# Classifying Urban sounds using Deep Learning

## 3 Model Training and Evaluation 

### Load Preprocessed data 

In [1]:
# retrieve the preprocessed data from previous notebook

%store -r x_train 
%store -r x_test 
%store -r y_train 
%store -r y_test 
%store -r yy 
%store -r le

### Initial model architecture - MLP

We will start with constructing a Multilayer Perceptron (MLP) Neural Network using Keras and a Tensorflow backend. 

Starting with a `sequential` model so we can build the model layer by layer. 

We will begin with a simple model architecture, consisting of three layers, an input layer, a hidden layer and an output layer. All three layers will be of the `dense` layer type which is a standard layer type that is used in many cases for neural networks. 

The first layer will receive the input shape. As each sample contains 40 MFCCs (or columns) we have a shape of (1x40) this means we will start with an input shape of 40. 

The first two layers will have 256 nodes. The activation function we will be using for our first 2 layers is the `ReLU`, or `Rectified Linear Activation`. This activation function has been proven to work well in neural networks.

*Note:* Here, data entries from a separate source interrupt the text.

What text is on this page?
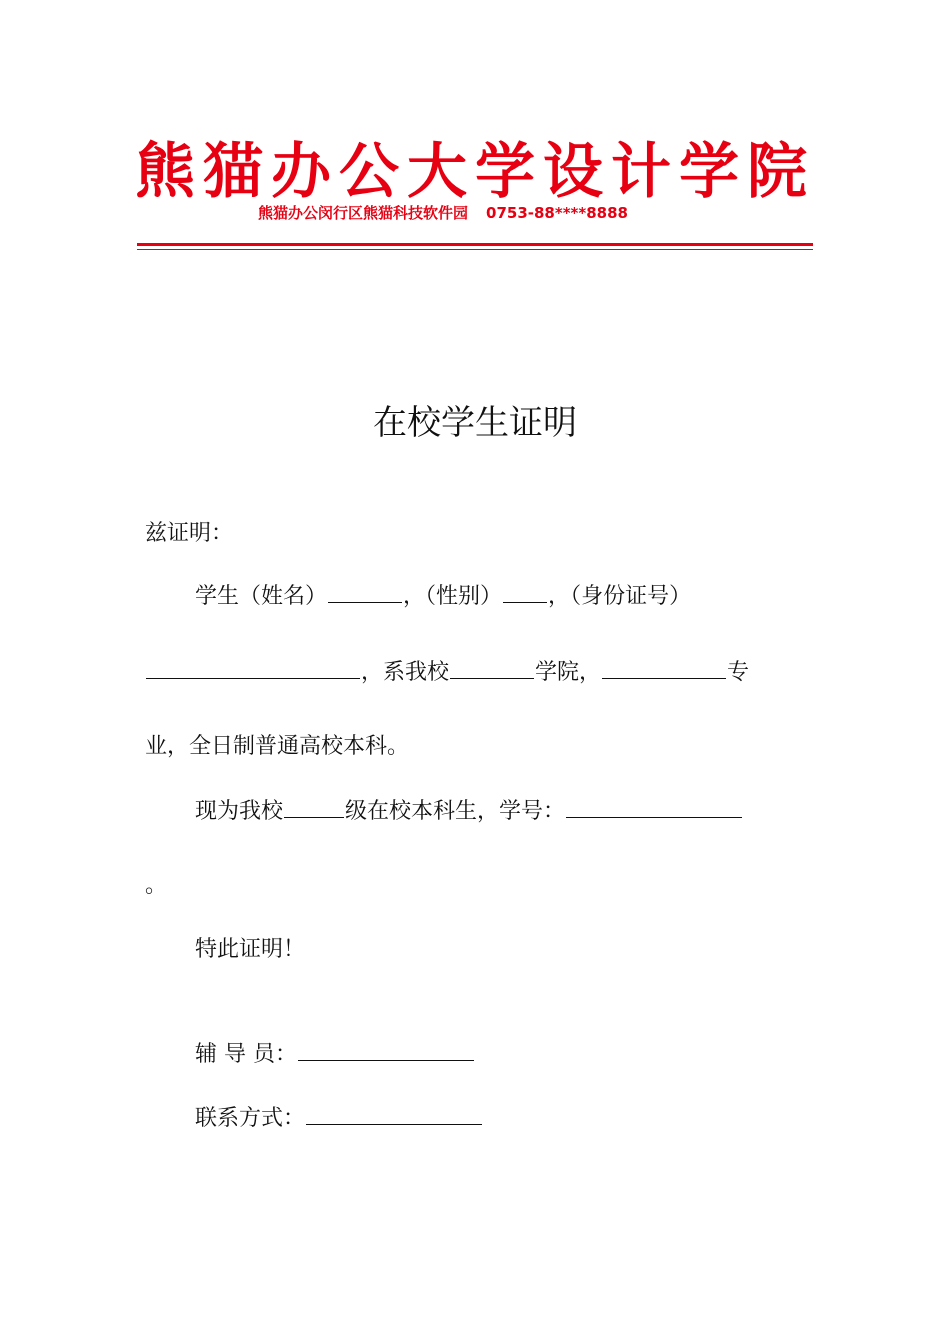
熊猫办公大学设计学院
熊猫办公闵行区熊猫科技软件园 0753-88****8888
在校学生证明
兹证明：
学生（姓名）	，（性别） ，（身份证号）
，系我校	学院，	专
业，全日制普通高校本科。
现为我校	级在校本科生，学号：
。
特此证明！
辅 导 员：
联系方式：
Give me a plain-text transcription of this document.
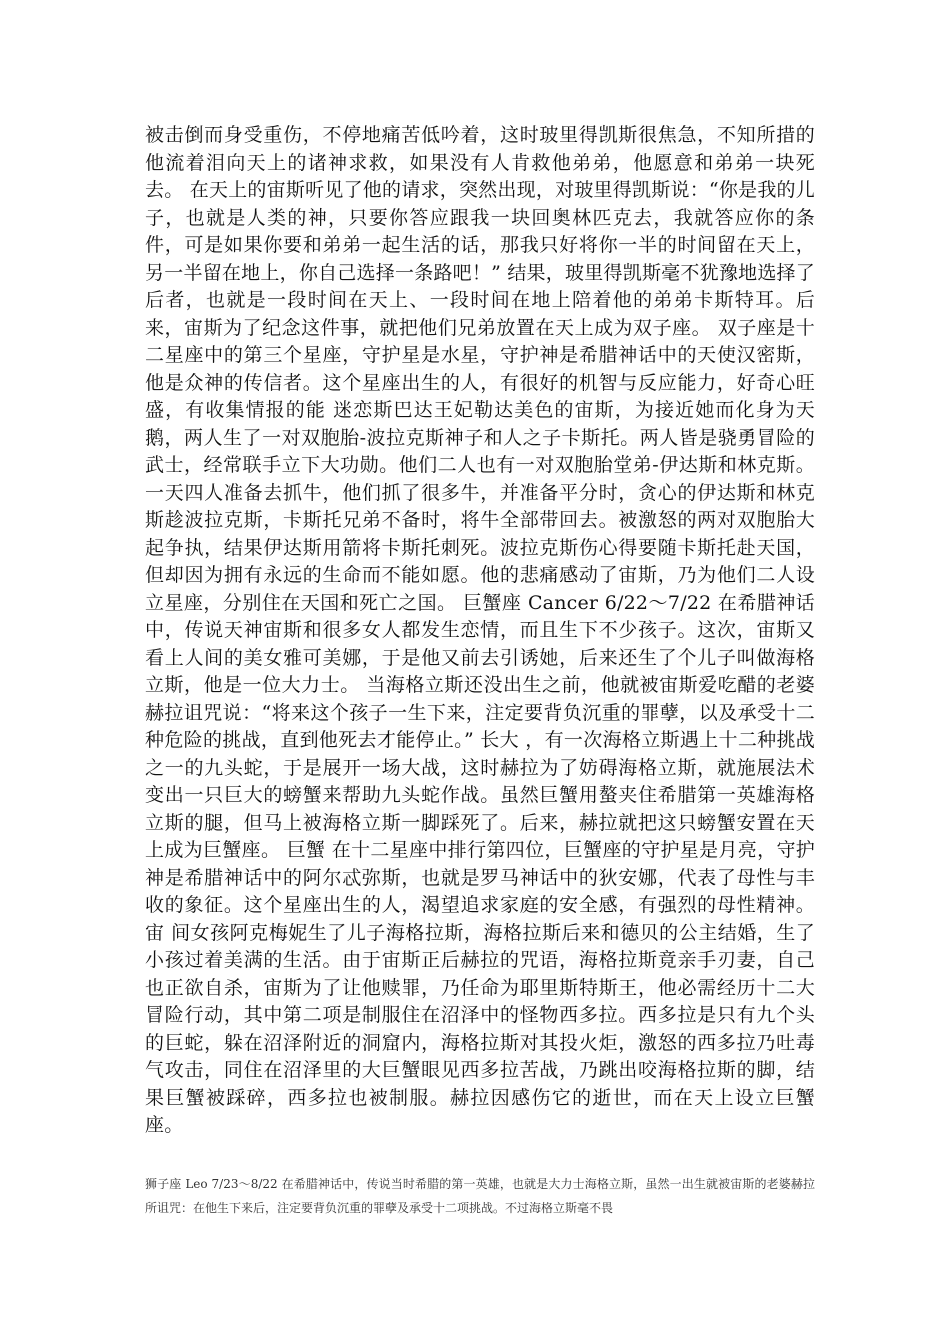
被击倒而身受重伤，不停地痛苦低吟着，这时玻里得凯斯很焦急，不知所措的他流着泪向天上的诸神求救，如果没有人肯救他弟弟，他愿意和弟弟一块死去。 在天上的宙斯听见了他的请求，突然出现，对玻里得凯斯说：“你是我的儿子，也就是人类的神，只要你答应跟我一块回奥林匹克去，我就答应你的条件，可是如果你要和弟弟一起生活的话，那我只好将你一半的时间留在天上，另一半留在地上，你自己选择一条路吧！” 结果，玻里得凯斯毫不犹豫地选择了后者，也就是一段时间在天上、一段时间在地上陪着他的弟弟卡斯特耳。后来，宙斯为了纪念这件事，就把他们兄弟放置在天上成为双子座。 双子座是十二星座中的第三个星座，守护星是水星，守护神是希腊神话中的天使汉密斯，他是众神的传信者。这个星座出生的人，有很好的机智与反应能力，好奇心旺盛，有收集情报的能 迷恋斯巴达王妃勒达美色的宙斯，为接近她而化身为天鹅，两人生了一对双胞胎-波拉克斯神子和人之子卡斯托。两人皆是骁勇冒险的武士，经常联手立下大功勋。他们二人也有一对双胞胎堂弟-伊达斯和林克斯。一天四人准备去抓牛，他们抓了很多牛，并准备平分时，贪心的伊达斯和林克斯趁波拉克斯，卡斯托兄弟不备时，将牛全部带回去。被激怒的两对双胞胎大起争执，结果伊达斯用箭将卡斯托刺死。波拉克斯伤心得要随卡斯托赴天国，但却因为拥有永远的生命而不能如愿。他的悲痛感动了宙斯，乃为他们二人设立星座，分别住在天国和死亡之国。 巨蟹座 Cancer 6/22～7/22 在希腊神话中，传说天神宙斯和很多女人都发生恋情，而且生下不少孩子。这次，宙斯又看上人间的美女雅可美娜，于是他又前去引诱她，后来还生了个儿子叫做海格立斯，他是一位大力士。 当海格立斯还没出生之前，他就被宙斯爱吃醋的老婆赫拉诅咒说：“将来这个孩子一生下来，注定要背负沉重的罪孽，以及承受十二种危险的挑战，直到他死去才能停止。” 长大 ，有一次海格立斯遇上十二种挑战之一的九头蛇，于是展开一场大战，这时赫拉为了妨碍海格立斯，就施展法术变出一只巨大的螃蟹来帮助九头蛇作战。虽然巨蟹用螯夹住希腊第一英雄海格立斯的腿，但马上被海格立斯一脚踩死了。后来，赫拉就把这只螃蟹安置在天上成为巨蟹座。 巨蟹 在十二星座中排行第四位，巨蟹座的守护星是月亮，守护神是希腊神话中的阿尔忒弥斯，也就是罗马神话中的狄安娜，代表了母性与丰收的象征。这个星座出生的人，渴望追求家庭的安全感，有强烈的母性精神。 宙 间女孩阿克梅妮生了儿子海格拉斯，海格拉斯后来和德贝的公主结婚，生了小孩过着美满的生活。由于宙斯正后赫拉的咒语，海格拉斯竟亲手刃妻，自己也正欲自杀，宙斯为了让他赎罪，乃任命为耶里斯特斯王，他必需经历十二大冒险行动，其中第二项是制服住在沼泽中的怪物西多拉。西多拉是只有九个头的巨蛇，躲在沼泽附近的洞窟内，海格拉斯对其投火炬，激怒的西多拉乃吐毒气攻击，同住在沼泽里的大巨蟹眼见西多拉苦战，乃跳出咬海格拉斯的脚，结果巨蟹被踩碎，西多拉也被制服。赫拉因感伤它的逝世，而在天上设立巨蟹座。

狮子座 Leo 7/23～8/22 在希腊神话中，传说当时希腊的第一英雄，也就是大力士海格立斯，虽然一出生就被宙斯的老婆赫拉所诅咒：在他生下来后，注定要背负沉重的罪孽及承受十二项挑战。不过海格立斯毫不畏
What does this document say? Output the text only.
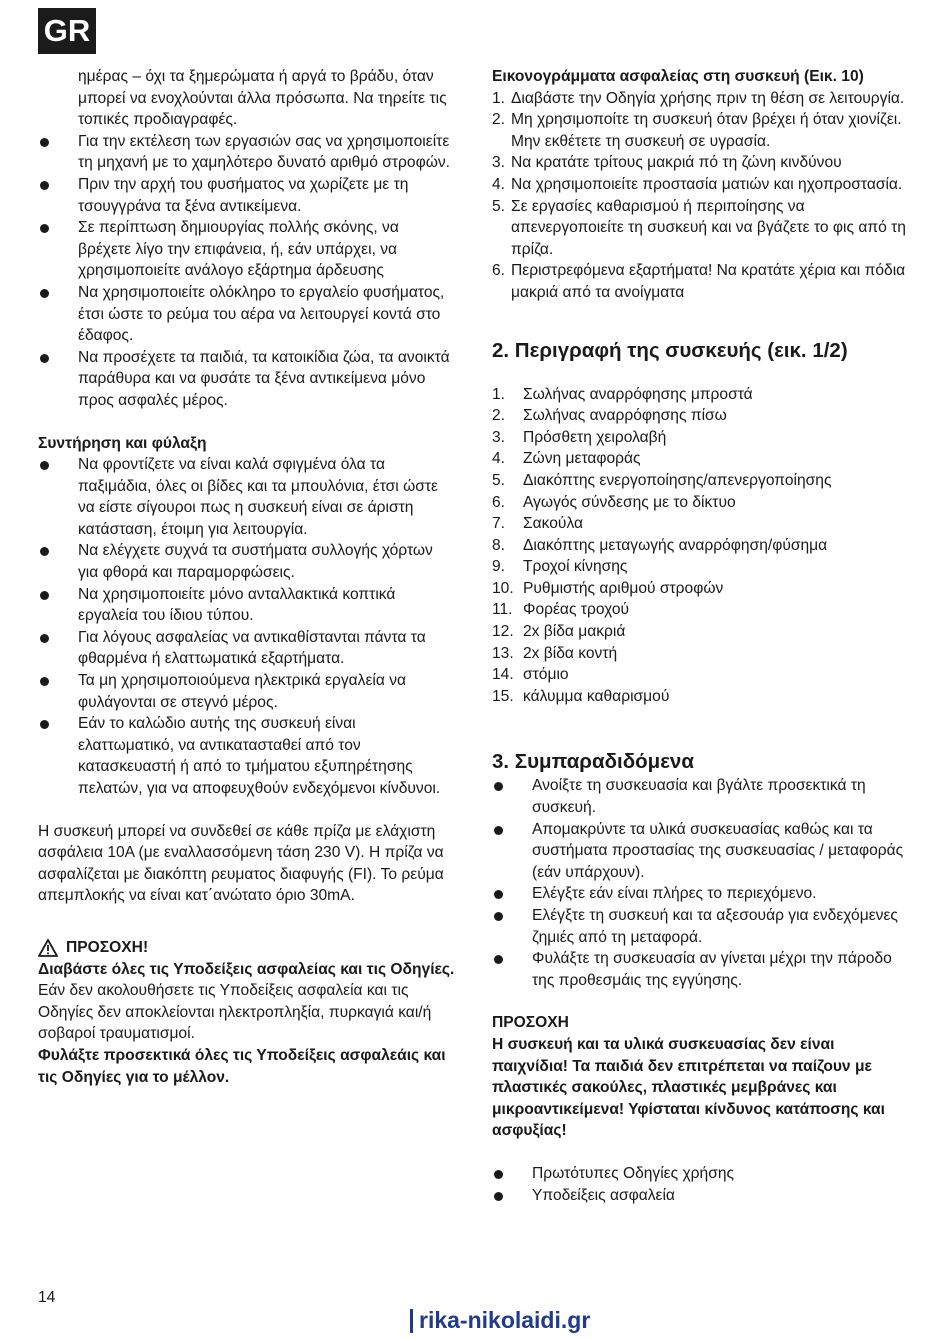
GR

ημέρας – όχι τα ξημερώματα ή αργά το βράδυ, όταν μπορεί να ενοχλούνται άλλα πρόσωπα. Να τηρείτε τις τοπικές προδιαγραφές.

Για την εκτέλεση των εργασιών σας να χρησιμοποιείτε τη μηχανή με το χαμηλότερο δυνατό αριθμό στροφών.
Πριν την αρχή του φυσήματος να χωρίζετε με τη τσουγγράνα τα ξένα αντικείμενα.
Σε περίπτωση δημιουργίας πολλής σκόνης, να βρέχετε λίγο την επιφάνεια, ή, εάν υπάρχει, να χρησιμοποιείτε ανάλογο εξάρτημα άρδευσης
Να χρησιμοποιείτε ολόκληρο το εργαλείο φυσήματος, έτσι ώστε το ρεύμα του αέρα να λειτουργεί κοντά στο έδαφος.
Να προσέχετε τα παιδιά, τα κατοικίδια ζώα, τα ανοικτά παράθυρα και να φυσάτε τα ξένα αντικείμενα μόνο προς ασφαλές μέρος.

Συντήρηση και φύλαξη

Να φροντίζετε να είναι καλά σφιγμένα όλα τα παξιμάδια, όλες οι βίδες και τα μπουλόνια, έτσι ώστε να είστε σίγουροι πως η συσκευή είναι σε άριστη κατάσταση, έτοιμη για λειτουργία.
Να ελέγχετε συχνά τα συστήματα συλλογής χόρτων για φθορά και παραμορφώσεις.
Να χρησιμοποιείτε μόνο ανταλλακτικά κοπτικά εργαλεία του ίδιου τύπου.
Για λόγους ασφαλείας να αντικαθίστανται πάντα τα φθαρμένα ή ελαττωματικά εξαρτήματα.
Τα μη χρησιμοποιούμενα ηλεκτρικά εργαλεία να φυλάγονται σε στεγνό μέρος.
Εάν το καλώδιο αυτής της συσκευή είναι ελαττωματικό, να αντικατασταθεί από τον κατασκευαστή ή από το τμήματου εξυπηρέτησης πελατών, για να αποφευχθούν ενδεχόμενοι κίνδυνοι.

Η συσκευή μπορεί να συνδεθεί σε κάθε πρίζα με ελάχιστη ασφάλεια 10A (με εναλλασσόμενη τάση 230 V). Η πρίζα να ασφαλίζεται με διακόπτη ρευματος διαφυγής (FI). Το ρεύμα απεμπλοκής να είναι κατ΄ανώτατο όριο 30mA.

ΠΡΟΣΟΧΗ!

Διαβάστε όλες τις Υποδείξεις ασφαλείας και τις Οδηγίες.

Εάν δεν ακολουθήσετε τις Υποδείξεις ασφαλεία και τις Οδηγίες δεν αποκλείονται ηλεκτροπληξία, πυρκαγιά και/ή σοβαροί τραυματισμοί.

Φυλάξτε προσεκτικά όλες τις Υποδείξεις ασφαλεάις και τις Οδηγίες για το μέλλον.

Εικονογράμματα ασφαλείας στη συσκευή (Εικ. 10)

1. Διαβάστε την Οδηγία χρήσης πριν τη θέση σε λειτουργία.
2. Μη χρησιμοποίτε τη συσκευή όταν βρέχει ή όταν χιονίζει. Μην εκθέτετε τη συσκευή σε υγρασία.
3. Να κρατάτε τρίτους μακριά πό τη ζώνη κινδύνου
4. Να χρησιμοποιείτε προστασία ματιών και ηχοπροστασία.
5. Σε εργασίες καθαρισμού ή περιποίησης να απενεργοποιείτε τη συσκευή και να βγάζετε το φις από τη πρίζα.
6. Περιστρεφόμενα εξαρτήματα! Να κρατάτε χέρια και πόδια μακριά από τα ανοίγματα

2. Περιγραφή της συσκευής (εικ. 1/2)

1. Σωλήνας αναρρόφησης μπροστά
2. Σωλήνας αναρρόφησης πίσω
3. Πρόσθετη χειρολαβή
4. Ζώνη μεταφοράς
5. Διακόπτης ενεργοποίησης/απενεργοποίησης
6. Αγωγός σύνδεσης με το δίκτυο
7. Σακούλα
8. Διακόπτης μεταγωγής αναρρόφηση/φύσημα
9. Τροχοί κίνησης
10. Ρυθμιστής αριθμού στροφών
11. Φορέας τροχού
12. 2x βίδα μακριά
13. 2x βίδα κοντή
14. στόμιο
15. κάλυμμα καθαρισμού

3. Συμπαραδιδόμενα

Ανοίξτε τη συσκευασία και βγάλτε προσεκτικά τη συσκευή.
Απομακρύντε τα υλικά συσκευασίας καθώς και τα συστήματα προστασίας της συσκευασίας / μεταφοράς (εάν υπάρχουν).
Ελέγξτε εάν είναι πλήρες το περιεχόμενο.
Ελέγξτε τη συσκευή και τα αξεσουάρ για ενδεχόμενες ζημιές από τη μεταφορά.
Φυλάξτε τη συσκευασία αν γίνεται μέχρι την πάροδο της προθεσμάις της εγγύησης.

ΠΡΟΣΟΧΗ

Η συσκευή και τα υλικά συσκευασίας δεν είναι παιχνίδια! Τα παιδιά δεν επιτρέπεται να παίζουν με πλαστικές σακούλες, πλαστικές μεμβράνες και μικροαντικείμενα! Υφίσταται κίνδυνος κατάποσης και ασφυξίας!

Πρωτότυπες Οδηγίες χρήσης
Υποδείξεις ασφαλεία
14
rika-nikolaidi.gr
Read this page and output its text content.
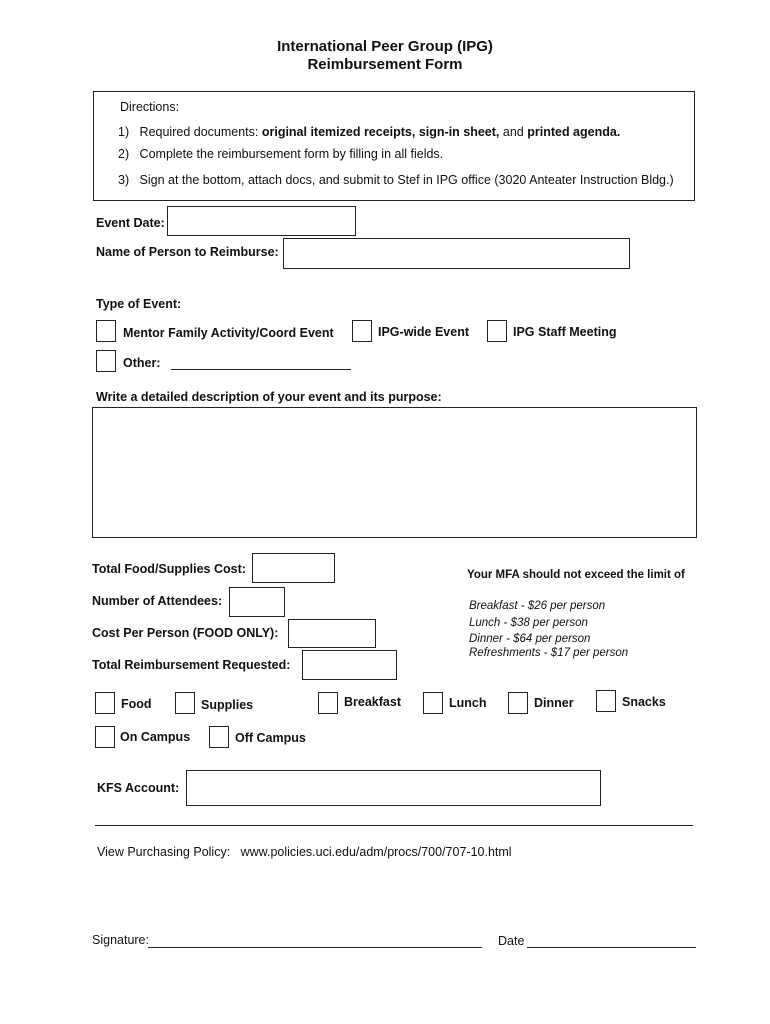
International Peer Group (IPG)
Reimbursement Form
Directions:
1) Required documents: original itemized receipts, sign-in sheet, and printed agenda.
2) Complete the reimbursement form by filling in all fields.
3) Sign at the bottom, attach docs, and submit to Stef in IPG office (3020 Anteater Instruction Bldg.)
Event Date:
Name of Person to Reimburse:
Type of Event:
Mentor Family Activity/Coord Event	IPG-wide Event	IPG Staff Meeting
Other:
Write a detailed description of your event and its purpose:
Total Food/Supplies Cost:
Number of Attendees:
Cost Per Person (FOOD ONLY):
Total Reimbursement Requested:
Your MFA should not exceed the limit of
Breakfast - $26 per person
Lunch - $38 per person
Dinner - $64 per person
Refreshments - $17 per person
Food	Supplies	Breakfast	Lunch	Dinner	Snacks
On Campus	Off Campus
KFS Account:
View Purchasing Policy: www.policies.uci.edu/adm/procs/700/707-10.html
Signature:	Date
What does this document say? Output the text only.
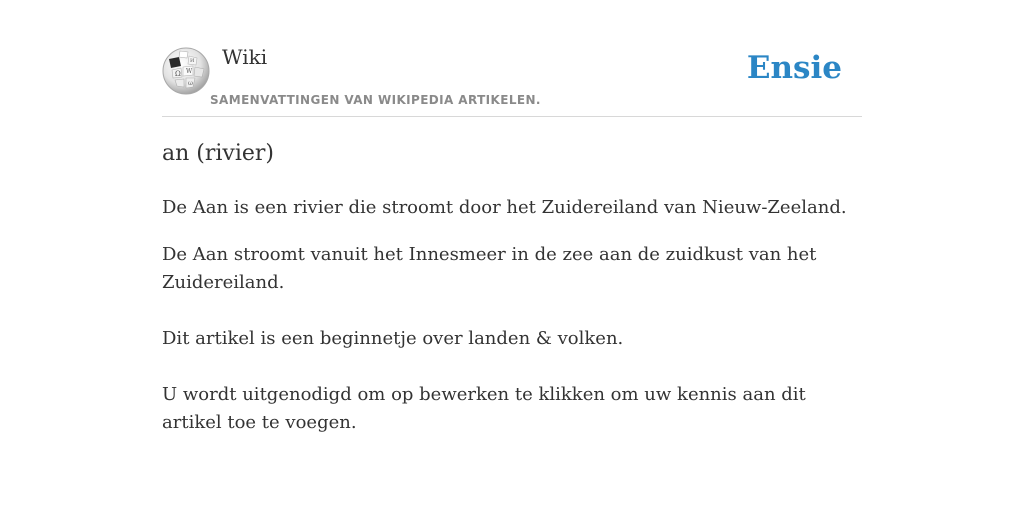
Ω W
И
ω
Wiki
SAMENVATTINGEN VAN WIKIPEDIA ARTIKELEN.
Ensie
an (rivier)

De Aan is een rivier die stroomt door het Zuidereiland van Nieuw-Zeeland.

De Aan stroomt vanuit het Innesmeer in de zee aan de zuidkust van het Zuidereiland.

Dit artikel is een beginnetje over landen & volken.

U wordt uitgenodigd om op bewerken te klikken om uw kennis aan dit artikel toe te voegen.
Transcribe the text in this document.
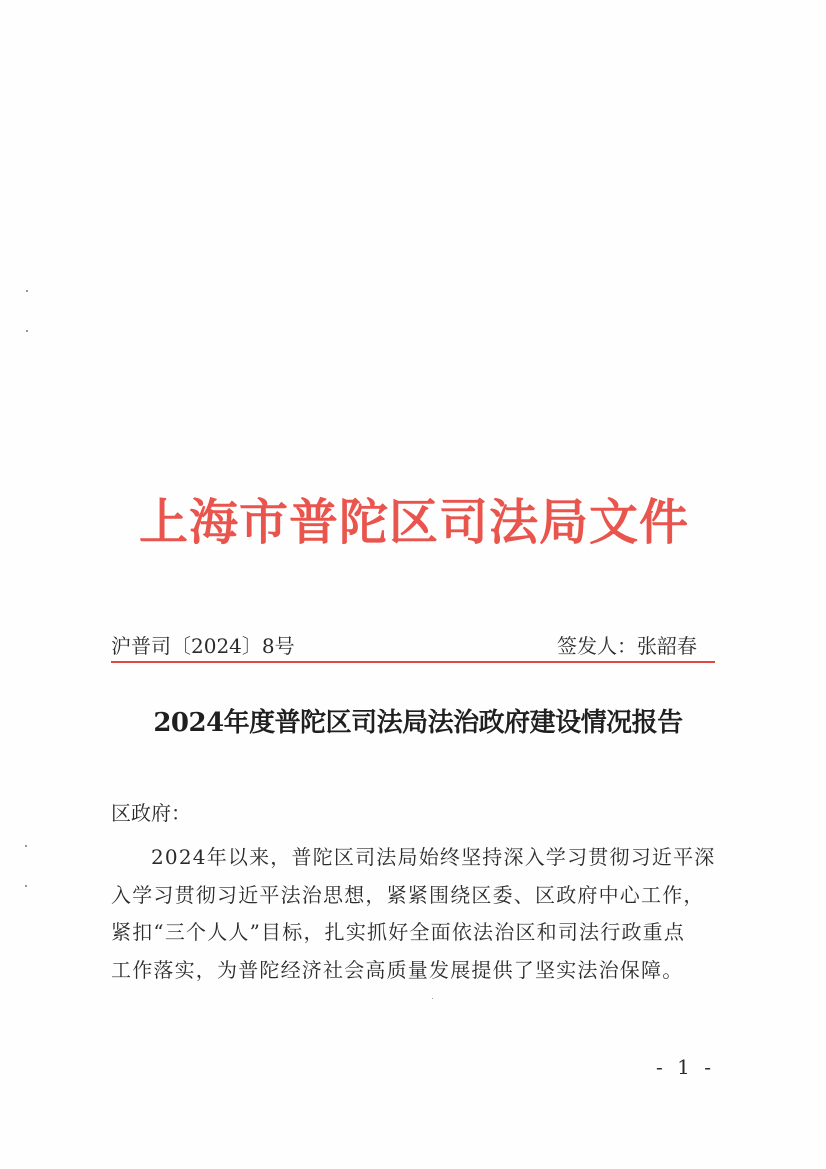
上海市普陀区司法局文件
沪普司〔2024〕8号	签发人：张韶春
2024年度普陀区司法局法治政府建设情况报告
区政府：
2024年以来，普陀区司法局始终坚持深入学习贯彻习近平深
入学习贯彻习近平法治思想，紧紧围绕区委、区政府中心工作，
紧扣“三个人人”目标，扎实抓好全面依法治区和司法行政重点
工作落实，为普陀经济社会高质量发展提供了坚实法治保障。
- 1 -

We will also apply a `Dropout` value of 50% on our first two layers. This will randomly exclude nodes from each update cycle which in turn results in a network that is capable of better generalisation and is less likely to overfit the training data.

Our output layer will have 10 nodes (num_labels) which matches the number of possible classifications. The activation is for our output layer is `softmax`. Softmax makes the output sum up to 1 so the output can be interpreted as probabilities. The model will then make its prediction based on which option has the highest probability.

In [2]:
import numpy as np
from keras.models import Sequential
from keras.layers import Dense, Dropout, Activation, Flatten
from keras.layers import Convolution2D, MaxPooling2D
from keras.optimizers import Adam
from keras.utils import np_utils
from sklearn import metrics 

num_labels = yy.shape[1]
filter_size = 2

# Construct model 
model = Sequential()

model.add(Dense(256, input_shape=(40,)))
model.add(Activation('relu'))
model.add(Dropout(0.5))

model.add(Dense(256))
model.add(Activation('relu'))
model.add(Dropout(0.5))

model.add(Dense(num_labels))
model.add(Activation('softmax'))

### Compiling the model 

For compiling our model, we will use the following three parameters: 

* Loss function - we will use `categorical_crossentropy`. This is the most common choice for classification. A lower score indicates that the model is performing better.

* Metrics - we will use the `accuracy` metric which will allow us to view the accuracy score on the validation data when we train the model. 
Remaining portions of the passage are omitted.